North Korea on Saturday proposed a joint investigation with the U.S. into the hacking attack against Sony Pictures Entertainment, warning of "serious" consequences if Washington rejects a probe that it believes will prove Pyongyang had nothing to do with the cyberattack.

U.S. officials blame North Korea for the hacking, citing the tools used in the Sony attack and previous hacks linked to the North, and have vowed a response. The break-in resulted in the disclosure of tens of thousands of confidential Sony emails and business files, and escalated to terrorist threats that caused Sony to cancel the Christmas release of the movie "The Interview." The comedy is about a plot to assassinate North Korean leader Kim Jong Un.

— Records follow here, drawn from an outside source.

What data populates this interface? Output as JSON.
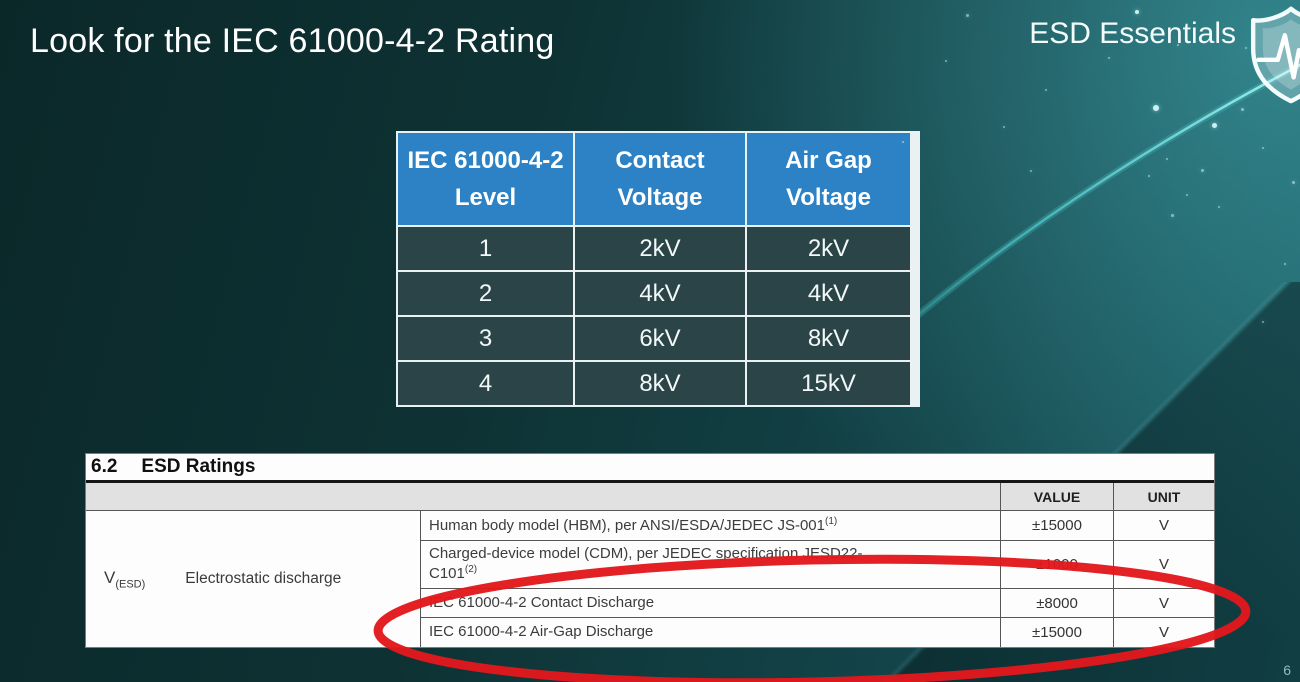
{
  "slide": {
    "title": "Look for the IEC 61000-4-2 Rating",
    "page_number": "6",
    "brand": {
      "label": "ESD Essentials",
      "icon": "shield-pulse-icon"
    }
  },
  "colors": {
    "background_teal_dark": "#0b2829",
    "background_teal_light": "#1b5f66",
    "table_header_blue": "#2c82c4",
    "highlight_red": "#e2181c",
    "swoosh_cyan": "#54e0de",
    "datasheet_header_gray": "#e1e1e1"
  },
  "iec_table": {
    "headers": [
      {
        "lines": [
          "IEC 61000-4-2",
          "Level"
        ]
      },
      {
        "lines": [
          "Contact",
          "Voltage"
        ]
      },
      {
        "lines": [
          "Air Gap",
          "Voltage"
        ]
      }
    ],
    "rows": [
      [
        "1",
        "2kV",
        "2kV"
      ],
      [
        "2",
        "4kV",
        "4kV"
      ],
      [
        "3",
        "6kV",
        "8kV"
      ],
      [
        "4",
        "8kV",
        "15kV"
      ]
    ]
  },
  "datasheet": {
    "section_number": "6.2",
    "section_title": "ESD Ratings",
    "value_header": "VALUE",
    "unit_header": "UNIT",
    "param_symbol": "V",
    "param_symbol_sub": "(ESD)",
    "param_name": "Electrostatic discharge",
    "rows": [
      {
        "desc_lines": [
          "Human body model (HBM), per ANSI/ESDA/JEDEC JS-001"
        ],
        "sup": "(1)",
        "value": "±15000",
        "unit": "V"
      },
      {
        "desc_lines": [
          "Charged-device model (CDM), per JEDEC specification JESD22-",
          "C101"
        ],
        "sup": "(2)",
        "value": "±1000",
        "unit": "V"
      },
      {
        "desc_lines": [
          "IEC 61000-4-2 Contact Discharge"
        ],
        "sup": null,
        "value": "±8000",
        "unit": "V"
      },
      {
        "desc_lines": [
          "IEC 61000-4-2 Air-Gap Discharge"
        ],
        "sup": null,
        "value": "±15000",
        "unit": "V"
      }
    ]
  }
}
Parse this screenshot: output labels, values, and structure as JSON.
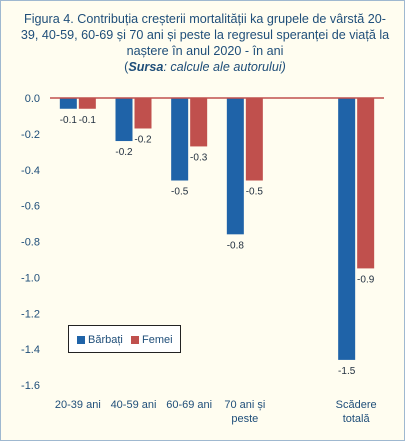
{
  "title": {
    "main": "Figura 4. Contribuția creșterii mortalității ka grupele de vârstă 20-39, 40-59, 60-69 și 70 ani și peste la regresul speranței de viață la naștere în anul 2020 - în ani",
    "source_open": "(",
    "source_word": "Sursa",
    "source_rest": ": calcule ale autorului)"
  },
  "chart_data": {
    "type": "bar",
    "categories": [
      [
        "20-39 ani"
      ],
      [
        "40-59 ani"
      ],
      [
        "60-69 ani"
      ],
      [
        "70 ani și",
        "peste"
      ],
      [],
      [
        "Scădere",
        "totală"
      ]
    ],
    "series": [
      {
        "name": "Bărbați",
        "color": "#1f63a8",
        "values": [
          -0.06,
          -0.24,
          -0.46,
          -0.76,
          null,
          -1.46
        ],
        "labels": [
          "-0.1",
          "-0.2",
          "-0.5",
          "-0.8",
          "",
          "-1.5"
        ]
      },
      {
        "name": "Femei",
        "color": "#c0504d",
        "values": [
          -0.06,
          -0.17,
          -0.27,
          -0.46,
          null,
          -0.95
        ],
        "labels": [
          "-0.1",
          "-0.2",
          "-0.3",
          "-0.5",
          "",
          "-0.9"
        ]
      }
    ],
    "y_ticks": [
      "0.0",
      "-0.2",
      "-0.4",
      "-0.6",
      "-0.8",
      "-1.0",
      "-1.2",
      "-1.4",
      "-1.6"
    ],
    "ylim": [
      -1.6,
      0
    ],
    "grid": false,
    "legend_position": "bottom-left",
    "colors": {
      "title": "#1f4e79",
      "axis_zero_line": "#c0504d",
      "background": "#fffdf0"
    }
  }
}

On Saturday, an unidentified Foreign Ministry spokesman in Pyongyang said North Korea knows how to prove it's not responsible for the hacking, so the United States must accept its proposal for the joint investigation.

"The U.S. should bear in mind that it will face serious consequences in case it rejects our proposal for joint investigation and presses for what it called countermeasures while finding fault with" North Korea, the spokesman said in a statement carried by Pyongyang's official Korean Central News Agency.

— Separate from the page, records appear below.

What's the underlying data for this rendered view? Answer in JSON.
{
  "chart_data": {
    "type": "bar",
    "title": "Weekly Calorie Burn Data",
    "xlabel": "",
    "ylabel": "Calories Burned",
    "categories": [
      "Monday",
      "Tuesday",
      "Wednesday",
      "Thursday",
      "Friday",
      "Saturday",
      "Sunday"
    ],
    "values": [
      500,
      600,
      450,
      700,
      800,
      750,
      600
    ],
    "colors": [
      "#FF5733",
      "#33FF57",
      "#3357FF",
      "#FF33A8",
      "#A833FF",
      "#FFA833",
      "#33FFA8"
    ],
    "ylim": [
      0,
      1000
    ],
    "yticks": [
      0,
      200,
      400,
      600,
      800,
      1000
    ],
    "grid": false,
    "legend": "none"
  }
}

"We have a way to prove that we have nothing to do with the case without resorting to torture, as what the CIA does," he said.

On Friday, President Barack Obama declared that Sony "made a mistake" in shelving the satirical film about a plot to assassinate the North Korean leader, and pledged the U.S. would respond "in a place and manner and time that we choose" to the hacking attack on Sony that led to the movie's withdrawal.

"I wish they had spoken to me first. ... We cannot have a society in which some dictator someplace can start imposing censorship," Obama said at a year-end news conference, speaking of executives at Sony Pictures Entertainment.

Sony said it had had no choice but to cancel distribution of the movie since theaters were refusing to show it.